Rail loop benefit questioned
Analysis of Victoria's Suburban Rail Loop suggests the project's cost could outweigh its benefit.
Victoria's independent Parliamentary Budget Office (PBO) has released more details of its assessment of the project, after earlier showing the overall cost of the Suburban Rail Loop would be greater than originally estimated by the government.
In the latest documents, the PBO says the first two stages of the project have a benefit-cost ratio between 0.6 and 0.7, or will make back about 70 cents for every dollar invested.
The PBO was asked to release the new data by the state’s Liberal opposition, which has pledged to shelve the project if elected and redirect the money to the public health system.
The opposition maintains that it will ‘shelve’ the project, but has not committed to scrapping it altogether. To some, this suggests the Liberals are planning to delay the project (making it more expensive) and possibly modify some details of it (making it cheaper), but will not get rid of it entirely.
Given that their plan involves building the rail loop at some point, many have questioned how much money would actually be available to boost the health system, and where the eventual rail costs will come from.
“The net benefit to the community is under the net cost. It's a negative outcome project in that respect, a dud project, a project that doesn't deliver for Victorians in the way we would expect,” Shadow Treasurer David Davis says.
“We've said that the project should be shelved.
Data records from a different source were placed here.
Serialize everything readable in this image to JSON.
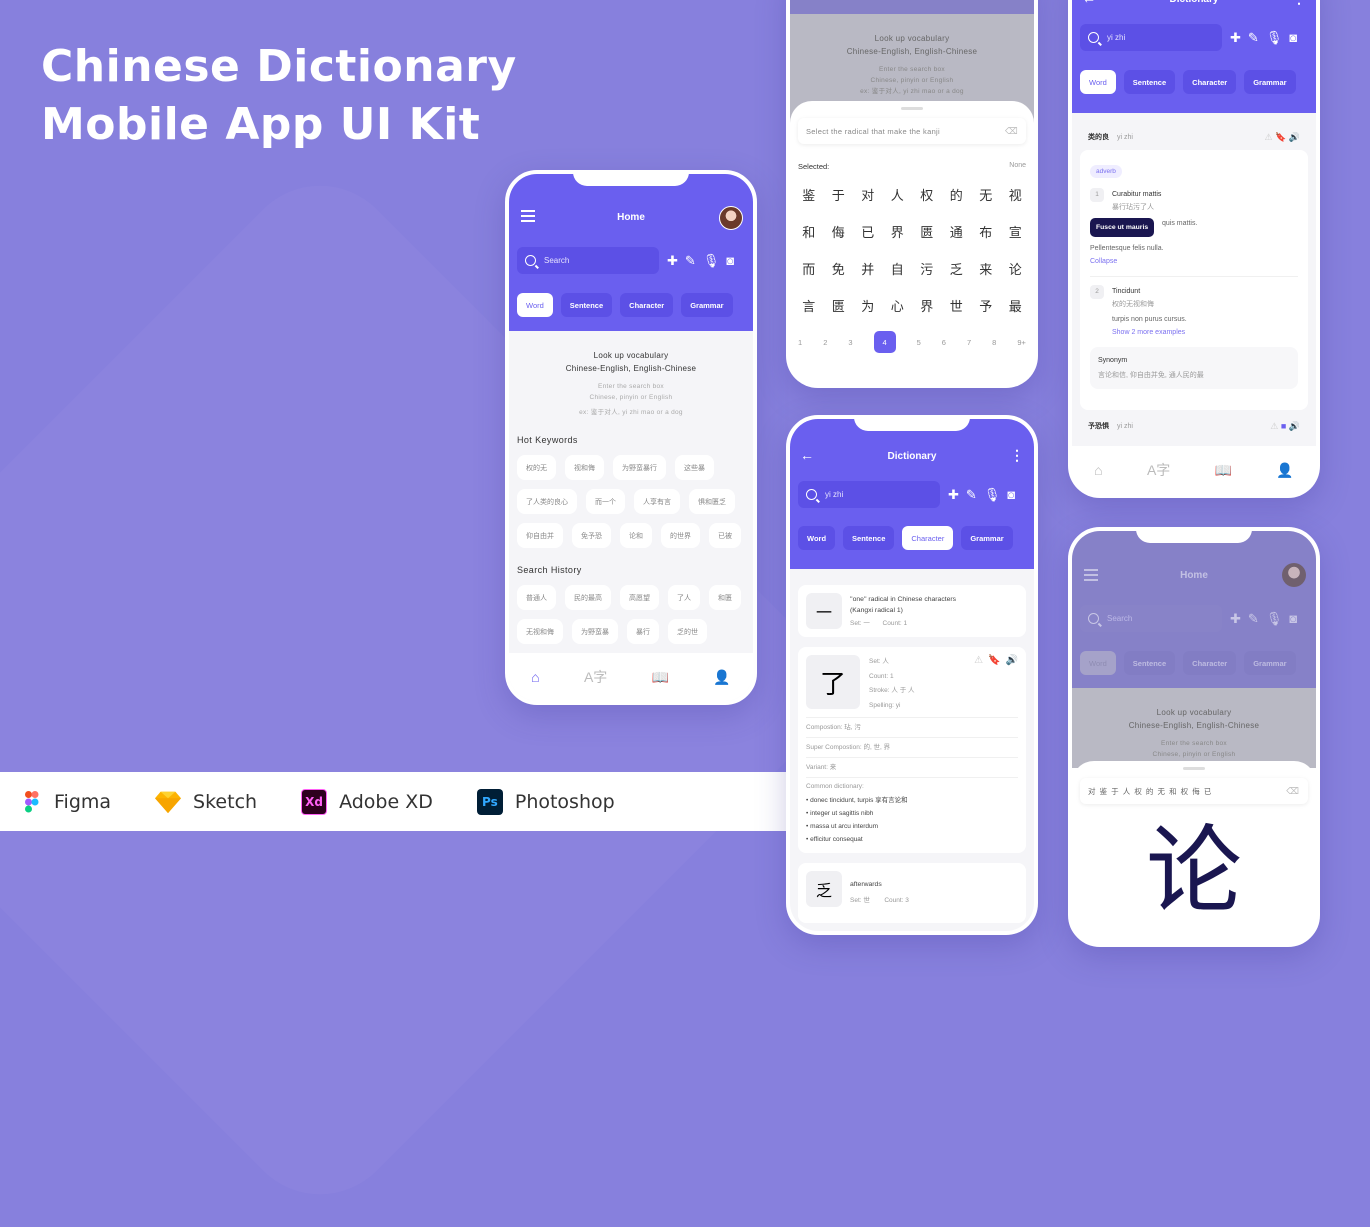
{
  "title": {
    "line1": "Chinese Dictionary",
    "line2": "Mobile App UI Kit"
  },
  "tools": [
    {
      "name": "Figma",
      "icon": "figma-icon"
    },
    {
      "name": "Sketch",
      "icon": "sketch-icon"
    },
    {
      "name": "Adobe XD",
      "icon": "xd-icon",
      "badge": "Xd"
    },
    {
      "name": "Photoshop",
      "icon": "ps-icon",
      "badge": "Ps"
    }
  ],
  "colors": {
    "accent": "#6a5fef",
    "background": "#8780dd",
    "tooltip": "#1a1650"
  },
  "common": {
    "tabs": [
      "Word",
      "Sentence",
      "Character",
      "Grammar"
    ],
    "search_placeholder": "Search",
    "look_up": "Look up vocabulary",
    "langs": "Chinese-English, English-Chinese",
    "hint1": "Enter the search box",
    "hint2": "Chinese, pinyin or English",
    "hint3": "ex: 鉴于对人, yi zhi mao or a dog"
  },
  "home": {
    "title": "Home",
    "hot_title": "Hot Keywords",
    "hot": [
      "权的无",
      "视和侮",
      "为野蛮暴行",
      "这些暴",
      "了人类的良心",
      "而一个",
      "人享有言",
      "惧和匮乏",
      "仰自由并",
      "免予恐",
      "论和",
      "的世界",
      "已被"
    ],
    "history_title": "Search History",
    "history": [
      "普通人",
      "民的最高",
      "高愿望",
      "了人",
      "和匮",
      "无视和侮",
      "为野蛮暴",
      "暴行",
      "乏的世"
    ]
  },
  "radical": {
    "placeholder": "Select the radical that make the kanji",
    "selected_label": "Selected:",
    "selected_value": "None",
    "grid": [
      "鉴",
      "于",
      "对",
      "人",
      "权",
      "的",
      "无",
      "视",
      "和",
      "侮",
      "已",
      "界",
      "匮",
      "通",
      "布",
      "宣",
      "而",
      "免",
      "并",
      "自",
      "污",
      "乏",
      "来",
      "论",
      "言",
      "匮",
      "为",
      "心",
      "界",
      "世",
      "予",
      "最"
    ],
    "pages": [
      "1",
      "2",
      "3",
      "4",
      "5",
      "6",
      "7",
      "8",
      "9+"
    ],
    "current_page": "4"
  },
  "character": {
    "title": "Dictionary",
    "query": "yi zhi",
    "active_tab": "Character",
    "radical_card": {
      "glyph": "一",
      "line1": "''one'' radical in Chinese characters",
      "line2": "(Kangxi radical 1)",
      "set": "Set: 一",
      "count": "Count: 1"
    },
    "detail": {
      "glyph": "了",
      "set": "Set:  人",
      "count": "Count:  1",
      "stroke": "Stroke:  人 于 人",
      "spelling": "Spelling:  yi",
      "composition": "Compostion:  玷, 污",
      "super": "Super Compostion:  的, 世, 界",
      "variant": "Variant:  来",
      "common_label": "Common dictionary:",
      "common": [
        "donec tincidunt, turpis 享有言论和",
        "integer ut sagittis nibh",
        "massa ut arcu interdum",
        "efficitur consequat"
      ]
    },
    "next_card": {
      "glyph": "乏",
      "word": "afterwards",
      "set": "Set:  世",
      "count": "Count: 3"
    }
  },
  "word": {
    "title": "Dictionary",
    "query": "yi zhi",
    "active_tab": "Word",
    "entry1": {
      "hanzi": "类的良",
      "pinyin": "yi zhi"
    },
    "pos": "adverb",
    "senses": [
      {
        "num": "1",
        "en": "Curabitur mattis",
        "zh": "暴行玷污了人",
        "ex": "quis mattis.",
        "ex2": "Pellentesque felis nulla.",
        "link": "Collapse"
      },
      {
        "num": "2",
        "en": "Tincidunt",
        "zh": "权的无视和侮",
        "ex": "turpis non purus cursus.",
        "link": "Show 2 more examples"
      }
    ],
    "tooltip": "Fusce ut mauris",
    "synonym_title": "Synonym",
    "synonym_text": "言论和信, 仰自由并免, 通人民的最",
    "entry2": {
      "hanzi": "予恐惧",
      "pinyin": "yi zhi"
    }
  },
  "draw": {
    "title": "Home",
    "input": "对 鉴 于 人 权 的 无 和 权 侮 已",
    "big_char": "论"
  }
}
We've said that the money should be redirected into our crumbling healthcare system, a healthcare system that has seen the triple-0 service repeatedly fail Victorians and has seen inadequate capacity in our hospitals.”
Victoria's Transport Minister Jacinta Allan says the government remains committed to building the project sooner.
“Matthew Guy and the Liberals are saying they will cut the Suburban Rail Loop, cut the jobs, cut the connections that come with delivering a project like this and are trying to create a false choice,” she said.
“It isn't hospitals or train lines, you have to do both in government.”
Premier Daniel Andrews said the state does not have to choose the rail project at the expense of the health system.
“Whatever a government doesn't build is left to the next government and it always costs more and it's always more difficult,” he said.
“If you stop a project that is underway and critically important, well, that's not the way we operate.”